Question

help with simple subject with inverse functions ~

I don't get f^-1(x) ... What does that mean? And how do i continue to solve?

Answer 1

So I looked up to understand more :

take the opposite of the function.
1. Change f(x) to y
2. switch x and y
3. solve for y

but what about the -1 ??

Answer 2

here's an example : Let f(x) = x2 - 16. Find f-1(x)

Answer 3

wait i think i see what im freaking out about wow lol

Answer 4

Yeah you did a good job of tracking down the steps of _how_ to do this, so I'll explain this so you understand what the heck this does!
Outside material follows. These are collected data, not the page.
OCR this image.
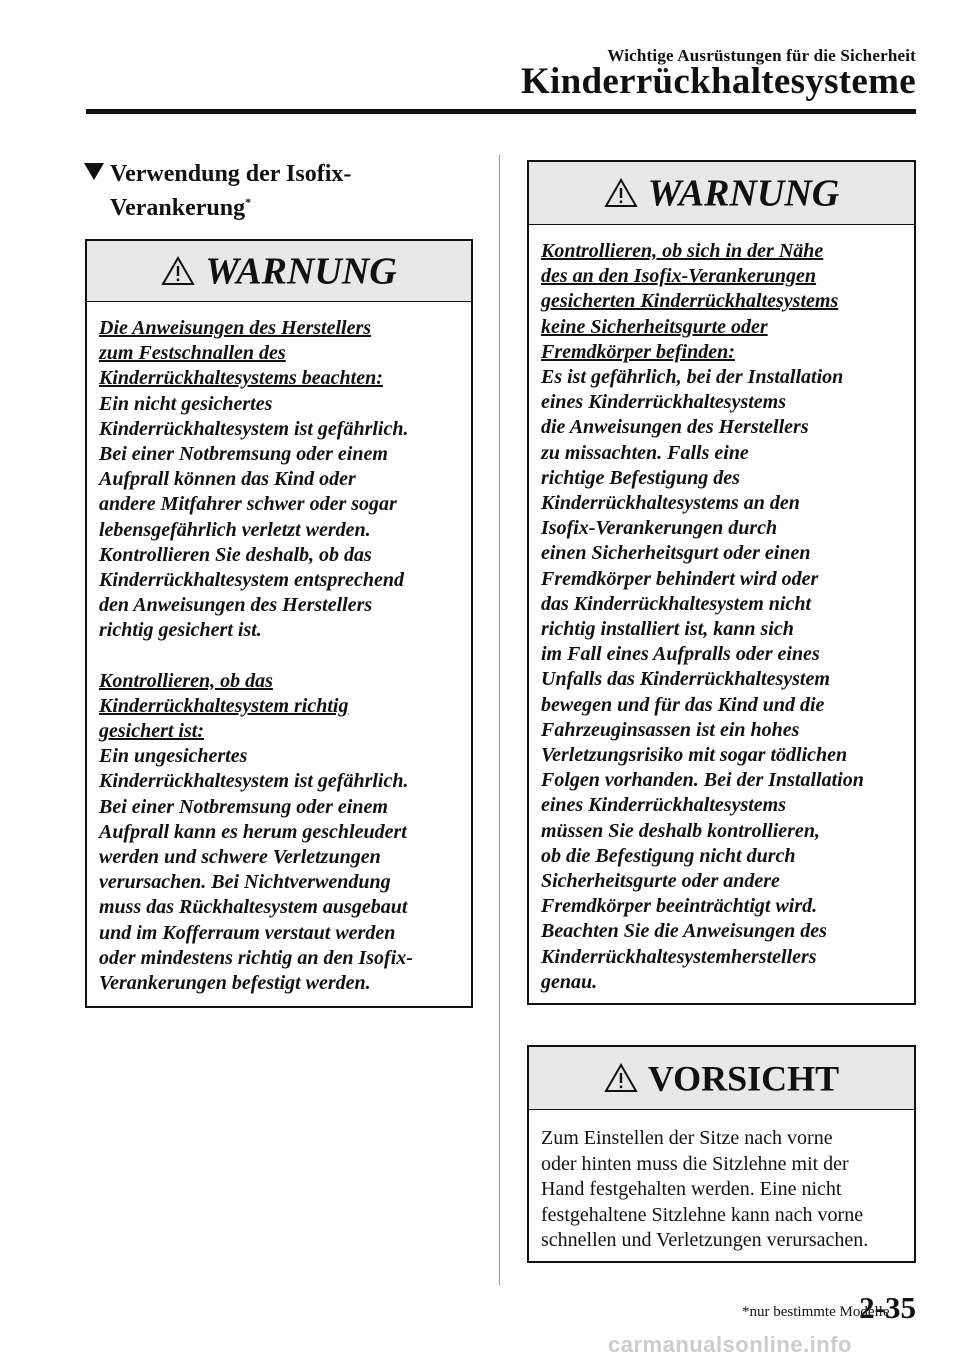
Wichtige Ausrüstungen für die Sicherheit
Kinderrückhaltesysteme
Verwendung der Isofix-
Verankerung*
WARNUNG
Die Anweisungen des Herstellers
zum Festschnallen des
Kinderrückhaltesystems beachten:
Ein nicht gesichertes
Kinderrückhaltesystem ist gefährlich.
Bei einer Notbremsung oder einem
Aufprall können das Kind oder
andere Mitfahrer schwer oder sogar
lebensgefährlich verletzt werden.
Kontrollieren Sie deshalb, ob das
Kinderrückhaltesystem entsprechend
den Anweisungen des Herstellers
richtig gesichert ist.
Kontrollieren, ob das
Kinderrückhaltesystem richtig
gesichert ist:
Ein ungesichertes
Kinderrückhaltesystem ist gefährlich.
Bei einer Notbremsung oder einem
Aufprall kann es herum geschleudert
werden und schwere Verletzungen
verursachen. Bei Nichtverwendung
muss das Rückhaltesystem ausgebaut
und im Kofferraum verstaut werden
oder mindestens richtig an den Isofix-
Verankerungen befestigt werden.
WARNUNG
Kontrollieren, ob sich in der Nähe
des an den Isofix-Verankerungen
gesicherten Kinderrückhaltesystems
keine Sicherheitsgurte oder
Fremdkörper befinden:
Es ist gefährlich, bei der Installation
eines Kinderrückhaltesystems
die Anweisungen des Herstellers
zu missachten. Falls eine
richtige Befestigung des
Kinderrückhaltesystems an den
Isofix-Verankerungen durch
einen Sicherheitsgurt oder einen
Fremdkörper behindert wird oder
das Kinderrückhaltesystem nicht
richtig installiert ist, kann sich
im Fall eines Aufpralls oder eines
Unfalls das Kinderrückhaltesystem
bewegen und für das Kind und die
Fahrzeuginsassen ist ein hohes
Verletzungsrisiko mit sogar tödlichen
Folgen vorhanden. Bei der Installation
eines Kinderrückhaltesystems
müssen Sie deshalb kontrollieren,
ob die Befestigung nicht durch
Sicherheitsgurte oder andere
Fremdkörper beeinträchtigt wird.
Beachten Sie die Anweisungen des
Kinderrückhaltesystemherstellers
genau.
VORSICHT
Zum Einstellen der Sitze nach vorne
oder hinten muss die Sitzlehne mit der
Hand festgehalten werden. Eine nicht
festgehaltene Sitzlehne kann nach vorne
schnellen und Verletzungen verursachen.
*nur bestimmte Modelle
2-35
carmanualsonline.info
All the inverse function is, \(f^{-1}(x)\) is the function that you can plug into the original function to get x. This sounds weird, but here's an example:

\(f(x)=x^2\)
\(f^{-1}(x)=\sqrt{x}\)

So now check it out, we can plug them into each other either way:

\(f(f^{-1}(x))=(\sqrt{x})^2=x\)
or
\(f^{-1}(f(x)) =\sqrt{x^2}= x \)

Don't let the negative sign disturb you, it's just a fancy bit of notation to tell you it's special. It is only to remind you it has this relationship to \(f(x)\) and doesn't actually mean anything more.

Answer 5

Just to be complete, I'll show how we could have solved this with that method to make it all connect up:

\(f(x)=x^2\)

Let's turn \(f(x)\) into \(x\) and \(x\) into \(y\) :

\(x=y^2\)

Solve for \(y\)

\(\sqrt{x}=y\)

Oh hey, this \(y\) is really our \(f^{-1}(x)\) we were talking about earlier, we're literally just undoing the function from the standpoint of x, so that's why we call it the inverse.

Answer 6

so for any final answer in an inverse function question, write it out with the -1?